A former State College Area High School teacher was arraigned Thursday morning on charges of distributing sexually explicit materials to minors and corruption of minors.
Wesley Amy, 27, of Bellefonte, taught computer courses at the school and, between November 2013 and May 2014, reportedly sent sexually explicit messages to one female student and solicited nude photos from two others, according to the criminal complaint.
Amy reportedly sent “sexually suggestive” photos and messages to one of the students via social media, according to State College police. He also reportedly told a student that she would receive a better grade in exchange for nude photos, police said.
He reportedly encouraged a third student to take an advanced computer course without having to take a prerequisite class, police said. She took the class and he allegedly offered to give her a passing grade and waive the final exam in exchange for nude photos of the student, police said.
Amy’s resignation was accepted by the school board June 23 and was effective May 8, according to board meeting minutes.
State College Police Chief Tom King and State College Area School District Superintendent Bob O’Donnell spoke at a news conference Thursday afternoon.
Amy was a new teacher in the district during the 2013-14 school year, O’Donnell said, and worked for seven months in the district.
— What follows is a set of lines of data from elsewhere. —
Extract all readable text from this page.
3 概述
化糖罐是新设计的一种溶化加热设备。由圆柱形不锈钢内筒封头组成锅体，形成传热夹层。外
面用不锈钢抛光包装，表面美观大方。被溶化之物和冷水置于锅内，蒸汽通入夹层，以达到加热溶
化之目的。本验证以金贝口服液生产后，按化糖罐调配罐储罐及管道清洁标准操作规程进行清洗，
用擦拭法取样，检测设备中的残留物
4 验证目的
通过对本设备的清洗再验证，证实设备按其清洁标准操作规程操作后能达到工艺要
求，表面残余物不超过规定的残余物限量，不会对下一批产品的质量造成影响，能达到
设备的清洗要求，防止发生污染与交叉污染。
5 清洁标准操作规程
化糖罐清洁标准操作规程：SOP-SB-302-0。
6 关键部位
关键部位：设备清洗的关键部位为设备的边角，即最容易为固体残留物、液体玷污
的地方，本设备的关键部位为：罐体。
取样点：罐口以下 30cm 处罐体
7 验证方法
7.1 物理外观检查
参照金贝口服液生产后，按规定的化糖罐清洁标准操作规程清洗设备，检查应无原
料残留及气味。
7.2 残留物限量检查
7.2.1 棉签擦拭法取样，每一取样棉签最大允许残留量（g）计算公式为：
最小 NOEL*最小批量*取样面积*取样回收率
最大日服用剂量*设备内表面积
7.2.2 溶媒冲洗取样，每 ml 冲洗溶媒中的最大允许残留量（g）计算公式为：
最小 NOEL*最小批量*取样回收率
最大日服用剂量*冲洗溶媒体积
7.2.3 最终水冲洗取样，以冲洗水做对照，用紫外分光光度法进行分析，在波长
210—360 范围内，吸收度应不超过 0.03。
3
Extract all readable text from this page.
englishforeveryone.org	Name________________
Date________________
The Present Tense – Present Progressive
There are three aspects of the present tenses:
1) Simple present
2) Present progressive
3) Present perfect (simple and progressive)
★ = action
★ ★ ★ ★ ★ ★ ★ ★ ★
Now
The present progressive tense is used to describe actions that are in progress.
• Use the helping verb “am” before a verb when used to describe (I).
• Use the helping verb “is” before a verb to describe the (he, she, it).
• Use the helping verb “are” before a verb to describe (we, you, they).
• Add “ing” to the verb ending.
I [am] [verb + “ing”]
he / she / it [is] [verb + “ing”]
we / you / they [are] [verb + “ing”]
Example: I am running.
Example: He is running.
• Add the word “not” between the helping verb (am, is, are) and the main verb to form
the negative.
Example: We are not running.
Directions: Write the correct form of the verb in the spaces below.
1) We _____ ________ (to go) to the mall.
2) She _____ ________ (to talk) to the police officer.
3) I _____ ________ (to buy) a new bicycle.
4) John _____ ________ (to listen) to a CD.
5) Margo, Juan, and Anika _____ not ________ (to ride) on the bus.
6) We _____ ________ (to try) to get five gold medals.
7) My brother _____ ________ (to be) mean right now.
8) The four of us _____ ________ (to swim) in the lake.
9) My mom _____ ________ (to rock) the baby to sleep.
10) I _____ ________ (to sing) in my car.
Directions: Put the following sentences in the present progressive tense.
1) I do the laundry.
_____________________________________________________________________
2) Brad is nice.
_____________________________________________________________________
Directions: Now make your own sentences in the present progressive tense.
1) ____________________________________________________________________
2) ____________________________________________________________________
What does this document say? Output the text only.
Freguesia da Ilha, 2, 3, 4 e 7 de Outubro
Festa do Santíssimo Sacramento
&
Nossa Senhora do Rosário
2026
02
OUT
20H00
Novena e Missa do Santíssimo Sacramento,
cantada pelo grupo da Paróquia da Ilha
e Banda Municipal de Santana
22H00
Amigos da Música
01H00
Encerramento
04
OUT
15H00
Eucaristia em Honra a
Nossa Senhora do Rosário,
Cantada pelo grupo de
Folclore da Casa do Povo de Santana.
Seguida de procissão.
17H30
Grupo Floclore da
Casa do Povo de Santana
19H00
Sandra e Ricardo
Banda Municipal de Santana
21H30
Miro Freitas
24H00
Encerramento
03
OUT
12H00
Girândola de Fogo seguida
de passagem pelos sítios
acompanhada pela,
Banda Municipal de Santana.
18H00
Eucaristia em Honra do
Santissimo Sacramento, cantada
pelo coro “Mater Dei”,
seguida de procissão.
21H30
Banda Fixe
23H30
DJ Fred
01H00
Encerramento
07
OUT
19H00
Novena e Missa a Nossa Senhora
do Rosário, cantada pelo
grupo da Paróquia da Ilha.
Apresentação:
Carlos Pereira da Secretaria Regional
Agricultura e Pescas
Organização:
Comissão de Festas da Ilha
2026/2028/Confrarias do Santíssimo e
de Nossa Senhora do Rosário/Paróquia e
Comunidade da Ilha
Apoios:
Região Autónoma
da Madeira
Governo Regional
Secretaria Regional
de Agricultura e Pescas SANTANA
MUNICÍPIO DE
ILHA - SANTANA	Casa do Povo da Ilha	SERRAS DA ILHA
All new hires are required to pass the state police criminal history record check, the child abuse report and the FBI criminal record check.
He is no longer certified to teach in Pennsylvania, O’Donnell said.
“In matters of dealing with student safety, our protocol is to immediately involve our police officers,” he said.
As soon as the information came to the attention of the school, King said, the officer assigned to the school was notified.
“Literally, the principal walked down the hallway to the officer’s office and explained what he had just heard from the victim or the victim’s family,” he said. “This launched a criminal investigation by the State College Police Department.”
Since May, the police have been been analyzing evidence to determine the validity of the allegations, King said, and based on evidence and testimonies, charges were filed.
The police will make no further comments on the charges, King said. Because the charges are in the district attorney’s hands, future comments will be made through the Centre County District Attorney’s Office.
Matt McLenahen, Amy’s attorney, said it was too early to make a statement or assess the case until discovery occurs.
Magisterial District Judge Carmine Prestia set Amy’s bail at $25,000 unsecured. A preliminary hearing is scheduled for Wednesday, but McLenahen said he intends to enter a waiver on Monday.